Les traces de bioturbation sont aussi connues sous le nom de Lebensspuren, un mot allemand signifiant «trace de vie ». Elles peuvent être séparées en deux groupes principaux selon leur morphologie: les traces de surface et les traces en relief (Mauviel & Sibuet, 1985). Les traces de surface sont formées lorsque les organismes remanient uniquement les premiers centimètres du sédiment (ex: pistes, rides, sillons, etc.).
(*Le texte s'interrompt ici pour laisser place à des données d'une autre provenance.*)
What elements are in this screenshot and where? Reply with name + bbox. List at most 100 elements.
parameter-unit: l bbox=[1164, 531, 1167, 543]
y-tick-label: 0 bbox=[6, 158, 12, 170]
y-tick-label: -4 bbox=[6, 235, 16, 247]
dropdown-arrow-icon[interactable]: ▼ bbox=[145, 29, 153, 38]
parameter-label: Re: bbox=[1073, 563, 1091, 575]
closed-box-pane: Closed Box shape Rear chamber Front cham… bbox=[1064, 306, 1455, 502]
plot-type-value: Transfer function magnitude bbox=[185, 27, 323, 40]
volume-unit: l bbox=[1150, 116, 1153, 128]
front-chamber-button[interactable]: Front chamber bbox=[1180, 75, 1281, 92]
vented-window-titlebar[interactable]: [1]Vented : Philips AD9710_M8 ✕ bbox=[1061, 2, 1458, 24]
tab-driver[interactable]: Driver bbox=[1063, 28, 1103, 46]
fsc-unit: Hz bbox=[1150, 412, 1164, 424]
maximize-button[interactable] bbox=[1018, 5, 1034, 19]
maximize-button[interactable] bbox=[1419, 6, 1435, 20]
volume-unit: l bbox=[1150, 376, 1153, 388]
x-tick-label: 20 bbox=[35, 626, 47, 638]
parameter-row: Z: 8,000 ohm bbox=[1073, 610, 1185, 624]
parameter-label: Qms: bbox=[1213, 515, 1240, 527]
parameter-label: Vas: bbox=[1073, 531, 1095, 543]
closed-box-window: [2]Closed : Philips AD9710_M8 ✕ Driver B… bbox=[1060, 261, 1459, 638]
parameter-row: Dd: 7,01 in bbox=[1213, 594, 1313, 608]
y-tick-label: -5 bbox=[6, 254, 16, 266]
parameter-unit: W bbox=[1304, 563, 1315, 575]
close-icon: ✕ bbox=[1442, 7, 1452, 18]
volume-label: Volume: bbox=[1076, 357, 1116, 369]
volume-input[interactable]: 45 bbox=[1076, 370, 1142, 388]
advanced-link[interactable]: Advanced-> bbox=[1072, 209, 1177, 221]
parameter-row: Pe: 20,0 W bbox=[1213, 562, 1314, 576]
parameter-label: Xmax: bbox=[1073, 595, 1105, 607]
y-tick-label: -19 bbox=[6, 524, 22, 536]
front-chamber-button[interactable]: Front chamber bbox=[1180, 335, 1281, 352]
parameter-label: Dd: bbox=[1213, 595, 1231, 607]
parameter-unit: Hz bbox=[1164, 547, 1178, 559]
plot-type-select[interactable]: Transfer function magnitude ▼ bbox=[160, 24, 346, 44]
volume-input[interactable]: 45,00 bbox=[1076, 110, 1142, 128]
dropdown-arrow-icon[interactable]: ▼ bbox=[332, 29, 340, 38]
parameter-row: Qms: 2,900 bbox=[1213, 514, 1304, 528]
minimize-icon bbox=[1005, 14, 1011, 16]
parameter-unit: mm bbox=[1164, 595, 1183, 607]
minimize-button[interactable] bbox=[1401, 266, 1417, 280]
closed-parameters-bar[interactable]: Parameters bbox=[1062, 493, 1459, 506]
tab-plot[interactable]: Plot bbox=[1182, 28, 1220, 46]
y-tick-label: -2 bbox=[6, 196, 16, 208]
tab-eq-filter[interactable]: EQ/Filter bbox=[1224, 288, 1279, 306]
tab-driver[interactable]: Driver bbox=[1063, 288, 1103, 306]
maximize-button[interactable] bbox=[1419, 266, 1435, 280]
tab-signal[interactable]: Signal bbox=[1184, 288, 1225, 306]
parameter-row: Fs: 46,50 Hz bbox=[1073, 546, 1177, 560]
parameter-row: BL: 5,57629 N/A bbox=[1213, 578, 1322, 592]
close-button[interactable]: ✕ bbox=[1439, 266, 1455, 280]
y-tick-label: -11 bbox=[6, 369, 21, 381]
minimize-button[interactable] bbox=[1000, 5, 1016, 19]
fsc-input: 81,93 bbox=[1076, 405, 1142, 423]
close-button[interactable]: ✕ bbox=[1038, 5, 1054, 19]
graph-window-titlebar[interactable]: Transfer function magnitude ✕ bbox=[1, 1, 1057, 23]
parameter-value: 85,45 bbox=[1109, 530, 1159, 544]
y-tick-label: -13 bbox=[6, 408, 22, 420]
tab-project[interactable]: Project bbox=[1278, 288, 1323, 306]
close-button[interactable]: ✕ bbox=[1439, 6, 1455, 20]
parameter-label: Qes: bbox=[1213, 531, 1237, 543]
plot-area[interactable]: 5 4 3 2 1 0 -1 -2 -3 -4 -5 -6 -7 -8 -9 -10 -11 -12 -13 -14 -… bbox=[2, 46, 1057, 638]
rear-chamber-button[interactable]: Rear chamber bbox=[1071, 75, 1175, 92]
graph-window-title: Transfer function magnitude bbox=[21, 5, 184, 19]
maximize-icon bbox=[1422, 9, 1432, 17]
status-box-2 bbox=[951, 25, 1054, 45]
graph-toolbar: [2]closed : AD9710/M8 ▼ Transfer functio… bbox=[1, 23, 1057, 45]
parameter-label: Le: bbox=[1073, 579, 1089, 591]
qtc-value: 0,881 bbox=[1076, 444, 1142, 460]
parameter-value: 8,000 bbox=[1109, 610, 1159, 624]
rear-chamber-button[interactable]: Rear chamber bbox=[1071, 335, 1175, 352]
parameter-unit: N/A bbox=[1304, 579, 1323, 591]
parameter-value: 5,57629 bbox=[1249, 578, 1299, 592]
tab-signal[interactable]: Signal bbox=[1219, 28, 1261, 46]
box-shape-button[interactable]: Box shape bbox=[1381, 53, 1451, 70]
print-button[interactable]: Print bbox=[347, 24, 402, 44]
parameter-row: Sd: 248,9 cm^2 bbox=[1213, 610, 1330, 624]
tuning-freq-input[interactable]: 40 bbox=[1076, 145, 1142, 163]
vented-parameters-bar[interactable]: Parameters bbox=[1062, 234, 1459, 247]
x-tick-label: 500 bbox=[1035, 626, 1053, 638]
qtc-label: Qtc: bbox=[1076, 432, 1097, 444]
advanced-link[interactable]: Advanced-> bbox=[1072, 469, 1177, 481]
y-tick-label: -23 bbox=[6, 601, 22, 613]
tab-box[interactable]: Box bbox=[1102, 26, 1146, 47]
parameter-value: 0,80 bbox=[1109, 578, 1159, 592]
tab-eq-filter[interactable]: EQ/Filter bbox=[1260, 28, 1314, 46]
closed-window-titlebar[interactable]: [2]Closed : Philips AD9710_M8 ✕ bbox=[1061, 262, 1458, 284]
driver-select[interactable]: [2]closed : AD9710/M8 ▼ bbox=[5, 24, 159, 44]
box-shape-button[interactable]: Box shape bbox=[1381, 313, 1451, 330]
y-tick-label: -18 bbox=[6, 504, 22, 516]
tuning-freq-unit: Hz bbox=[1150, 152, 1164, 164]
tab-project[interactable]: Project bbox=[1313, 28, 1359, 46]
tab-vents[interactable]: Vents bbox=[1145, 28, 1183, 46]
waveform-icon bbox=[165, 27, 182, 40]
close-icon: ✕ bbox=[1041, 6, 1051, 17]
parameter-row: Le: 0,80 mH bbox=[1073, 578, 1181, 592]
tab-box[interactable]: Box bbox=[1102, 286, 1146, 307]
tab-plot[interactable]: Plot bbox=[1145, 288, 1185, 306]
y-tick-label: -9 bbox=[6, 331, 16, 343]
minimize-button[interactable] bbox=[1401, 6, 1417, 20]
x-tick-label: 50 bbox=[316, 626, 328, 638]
Ces traces impliquent un mélange du sédiment qui peut être important en surface, mais qui n’affecte pas les particules situées profondément dans la colonne de sédiment. Quant aux traces en relief, elles sont formées lorsque les organismes mélangent le sédiment plus en profondeur lors de la formation ou de la maintenance de leurs diverses structures (ex: terriers en forme de fente, terriers simples, tumulus crevassés, etc.). Ce type de bioturbation, aussi appelé bioirrigation, implique le transport de l’eau interstitielle par des organismes benthiques lors de diverses activités telles que l’alimentation, l’enfouissement, la locomotion et la ventilation du terrier (Maire et aL , 2008). Pour cette raison, il est présumé être plus important pour l’oxygénation et les processus biochimiques à l’intérieur de la colonne de sédiment « perforée».